Natalie, I mean Marianne, had agreed to marry me, and, like any bride-to-be, was all ebullience with regard to plans for the ceremony and reception.
Whereas I had been willing to shoulder my share of the burden by arranging to rent the backroom of a local hangout, Marianne gently apprised me that such a venue was not exactly ideal, and that a well-regarded restaurant, along with the seasonally correct floral arrangements, dance band, and so on, had all to be researched and reserved.
So I stepped out of the loop, graciously deferring to her for all matrimonial superficialities. I saved my opinions for graver matters, such as world peace, nuclear proliferation, and prospective contenders in the World Series.
On the eve of the big day, Marianne proudly reported that everything – from seating arrangements to the color of the bridal couple's limousine – was in readiness. Guests had sent their RSVPs, the check for the minister's stipend was written, and the honeymoon suite reserved.
At the rehearsal party that night, we received news that my grandmother on my mother's side of the family had been hospitalized and would miss the wedding. Because it wasn't serious, she insisted that we not change our plans.
The ceremony went off without a hitch. The bride was a vision, the guests looked happy to be there, and, except for all the posing required by the nagging photographer, I was having the time of my life.
My brother and best man, Net, was driving us from the church to the reception, where food and drink and music awaited. But on the way, when he made an unexpected turn down 95th Street, Marianne touched my hand before I could ask what was going on.
"I asked Net to make a stop at Little Company," she said quietly.
She meant the hospital, Little Company of Mary, where Grandma lay in bed on the third floor.
I considered the parking, the elevator, the delay. I envisioned all the other patients we'd pass, gawking at us from their rooms.
And meanwhile, at the restaurant, all our guests would be wondering what happened to the newlyweds. We really didn't have the time for this, I thought.
When Net turned left and the dingy yellow building loomed ahead, my mood on this big day turned gray.
I will admit to taking some pleasure in the stares we got when Marianne swept in through the double doors, trailing her veil. As we entered the elevator, a patient also heading upstairs was amazed, too.

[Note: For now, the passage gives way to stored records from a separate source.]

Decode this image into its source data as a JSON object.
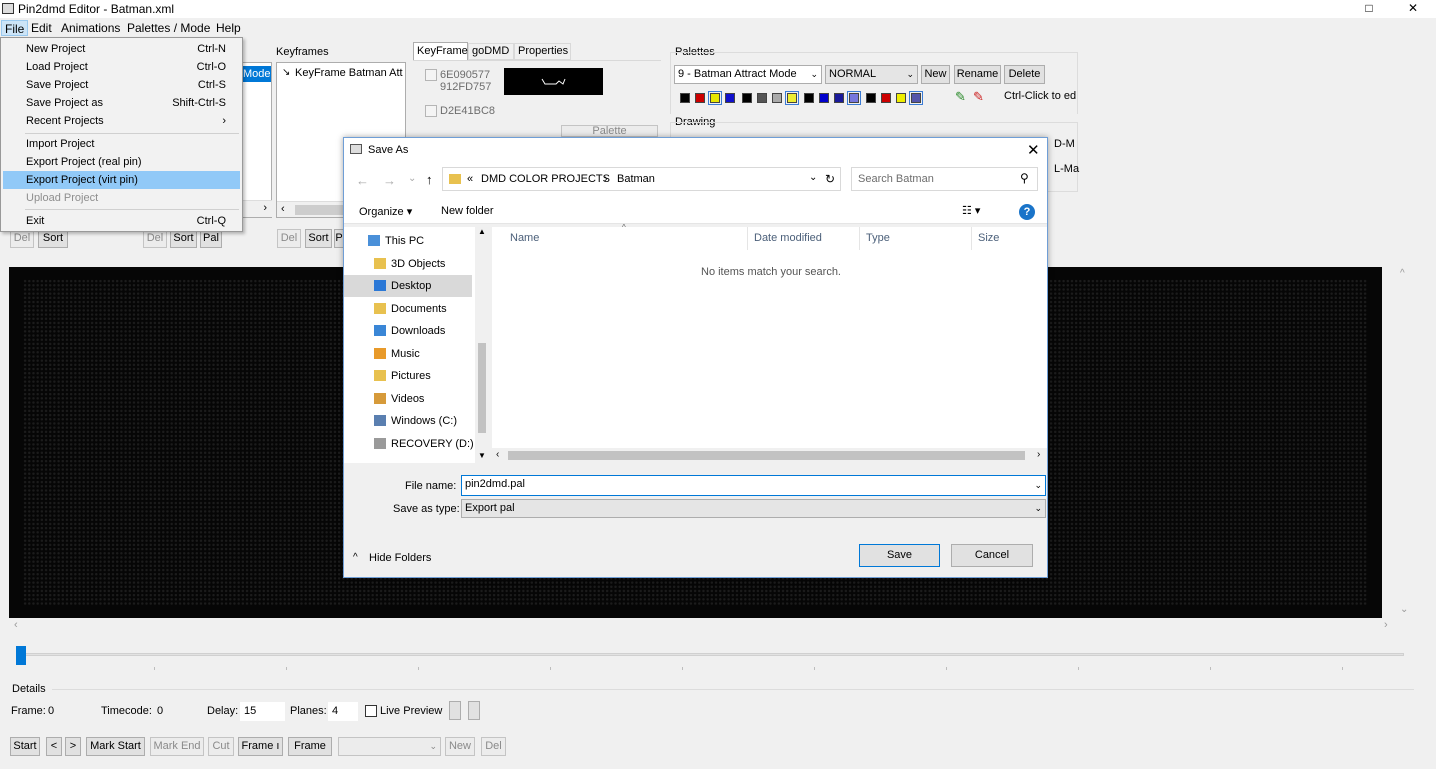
{
  "app": {
    "title": "Pin2dmd Editor - Batman.xml",
    "window_controls": [
      "□",
      "✕"
    ],
    "menubar": [
      "File",
      "Edit",
      "Animations",
      "Palettes / Mode",
      "Help"
    ]
  },
  "file_menu": {
    "items": [
      {
        "label": "New Project",
        "shortcut": "Ctrl-N"
      },
      {
        "label": "Load Project",
        "shortcut": "Ctrl-O"
      },
      {
        "label": "Save Project",
        "shortcut": "Ctrl-S"
      },
      {
        "label": "Save Project as",
        "shortcut": "Shift-Ctrl-S"
      },
      {
        "label": "Recent Projects",
        "shortcut": "›"
      },
      {
        "label": "Import Project",
        "shortcut": ""
      },
      {
        "label": "Export Project (real pin)",
        "shortcut": ""
      },
      {
        "label": "Export Project (virt pin)",
        "shortcut": ""
      },
      {
        "label": "Upload Project",
        "shortcut": ""
      },
      {
        "label": "Exit",
        "shortcut": "Ctrl-Q"
      }
    ]
  },
  "panels": {
    "scene_list_item": "Mode",
    "keyframes_title": "Keyframes",
    "keyframe_item": "KeyFrame Batman Att",
    "tabs": [
      "KeyFrame",
      "goDMD",
      "Properties"
    ],
    "hashes": [
      "6E090577",
      "912FD757",
      "D2E41BC8"
    ],
    "palette_button": "Palette",
    "list_buttons_a": [
      "Del",
      "Sort"
    ],
    "list_buttons_b": [
      "Del",
      "Sort",
      "Pal"
    ],
    "list_buttons_c": [
      "Del",
      "Sort",
      "P"
    ],
    "palettes_title": "Palettes",
    "palette_select": "9 - Batman Attract Mode",
    "palette_type": "NORMAL",
    "palette_new": "New",
    "palette_rename": "Rename",
    "palette_delete": "Delete",
    "ctrl_hint": "Ctrl-Click to ed",
    "drawing_title": "Drawing",
    "drawing_right_1": "D-M",
    "drawing_right_2": "L-Ma",
    "swatch_colors": [
      "#000000",
      "#cc0000",
      "#e8e800",
      "#1010cc",
      "#000000",
      "#555555",
      "#aaaaaa",
      "#eeee33",
      "#000000",
      "#0000cc",
      "#1a1a9a",
      "#7777dd",
      "#000000",
      "#cc0000",
      "#eeee00",
      "#5555aa"
    ]
  },
  "dialog": {
    "title": "Save As",
    "path": [
      "«",
      "DMD COLOR PROJECTS",
      "›",
      "Batman"
    ],
    "search_placeholder": "Search Batman",
    "organize": "Organize ▾",
    "new_folder": "New folder",
    "tree": [
      "This PC",
      "3D Objects",
      "Desktop",
      "Documents",
      "Downloads",
      "Music",
      "Pictures",
      "Videos",
      "Windows (C:)",
      "RECOVERY (D:)"
    ],
    "columns": [
      "Name",
      "Date modified",
      "Type",
      "Size"
    ],
    "empty_message": "No items match your search.",
    "file_name_label": "File name:",
    "file_name_value": "pin2dmd.pal",
    "save_type_label": "Save as type:",
    "save_type_value": "Export pal",
    "hide_folders": "Hide Folders",
    "save": "Save",
    "cancel": "Cancel"
  },
  "details": {
    "title": "Details",
    "frame_label": "Frame:",
    "frame_value": "0",
    "timecode_label": "Timecode:",
    "timecode_value": "0",
    "delay_label": "Delay:",
    "delay_value": "15",
    "planes_label": "Planes:",
    "planes_value": "4",
    "live_preview": "Live Preview"
  },
  "bottom_toolbar": {
    "start": "Start",
    "prev": "<",
    "next": ">",
    "mark_start": "Mark Start",
    "mark_end": "Mark End",
    "cut": "Cut",
    "frame_1": "Frame ı",
    "frame_2": "Frame",
    "new": "New",
    "del": "Del"
  },
  "timeline": {
    "position": 0
  }
}
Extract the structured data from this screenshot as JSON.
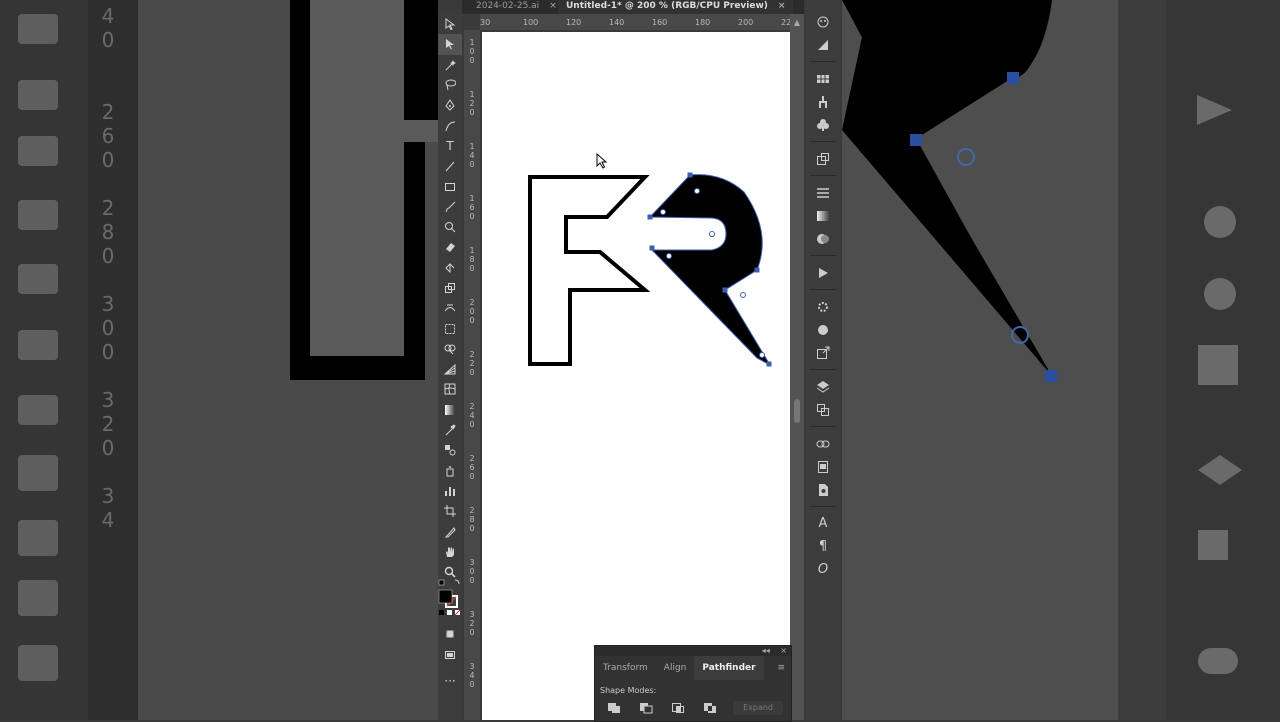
{
  "document_tabs": [
    {
      "label": "2024-02-25.ai",
      "close": "×"
    },
    {
      "label": "Untitled-1* @ 200 % (RGB/CPU Preview)",
      "close": "×"
    }
  ],
  "ruler_top": [
    "30",
    "100",
    "120",
    "140",
    "160",
    "180",
    "200",
    "22"
  ],
  "ruler_side": [
    "1\n0\n0",
    "1\n2\n0",
    "1\n4\n0",
    "1\n6\n0",
    "1\n8\n0",
    "2\n0\n0",
    "2\n2\n0",
    "2\n4\n0",
    "2\n6\n0",
    "2\n8\n0",
    "3\n0\n0",
    "3\n2\n0",
    "3\n4\n0"
  ],
  "bg_left_digits": "4\n0\n\n\n2\n6\n0\n\n2\n8\n0\n\n3\n0\n0\n\n3\n2\n0\n\n3\n4",
  "tools": [
    "selection-tool",
    "direct-selection-tool",
    "magic-wand-tool",
    "lasso-tool",
    "pen-tool",
    "curvature-tool",
    "type-tool",
    "line-segment-tool",
    "rectangle-tool",
    "paintbrush-tool",
    "shaper-tool",
    "eraser-tool",
    "rotate-tool",
    "scale-tool",
    "width-tool",
    "free-transform-tool",
    "shape-builder-tool",
    "perspective-grid-tool",
    "mesh-tool",
    "gradient-tool",
    "eyedropper-tool",
    "blend-tool",
    "symbol-sprayer-tool",
    "column-graph-tool",
    "artboard-tool",
    "slice-tool",
    "hand-tool",
    "zoom-tool"
  ],
  "type_tool_glyph": "T",
  "right_panel_icons": [
    "color-icon",
    "color-guide-icon",
    "swatches-icon",
    "brushes-icon",
    "symbols-icon",
    "asset-export-icon",
    "stroke-icon",
    "gradient-icon",
    "transparency-icon",
    "actions-icon",
    "appearance-icon",
    "graphic-styles-icon",
    "export-icon",
    "layers-icon",
    "artboards-icon",
    "links-icon",
    "libraries-icon",
    "document-info-icon",
    "character-icon",
    "paragraph-icon",
    "opentype-icon"
  ],
  "character_glyph": "A",
  "paragraph_glyph": "¶",
  "opentype_glyph": "O",
  "pathfinder": {
    "tabs": [
      "Transform",
      "Align",
      "Pathfinder"
    ],
    "active_tab": "Pathfinder",
    "collapse": "◂◂",
    "close": "×",
    "menu": "≡",
    "shape_modes_label": "Shape Modes:",
    "expand_label": "Expand"
  },
  "toolbar_more": "···"
}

When she saw us, Grandma sprung upright in bed, her surprise boomeranged into a wide grin, and then melted into tears as Marianne rushed forward to hug her.
I stood back – could have been invisible – and took in the scene. I was proud of the youthful beauty in snowy gown, reflected in the glistening eyes of all four women in the ward.
As Grandma bragged to her roommates about who we were, she started crying all over again, till Marianne calmed her by describing the church service, the bridesmaids' dresses, and the like.
It was approaching 30 minutes, but I suddenly discovered patience, which I wasn't known for. Nothing else that day would surpass the power of this moment and its revelations about living, about people, about compassion, and a little about my own shame. Also something incredible and indelible about my ... wife. Yes, she was suddenly my wife.
Thirty-seven years later, she is still my wife, still that sudden rainbow, eager to lend light and hope in a storm.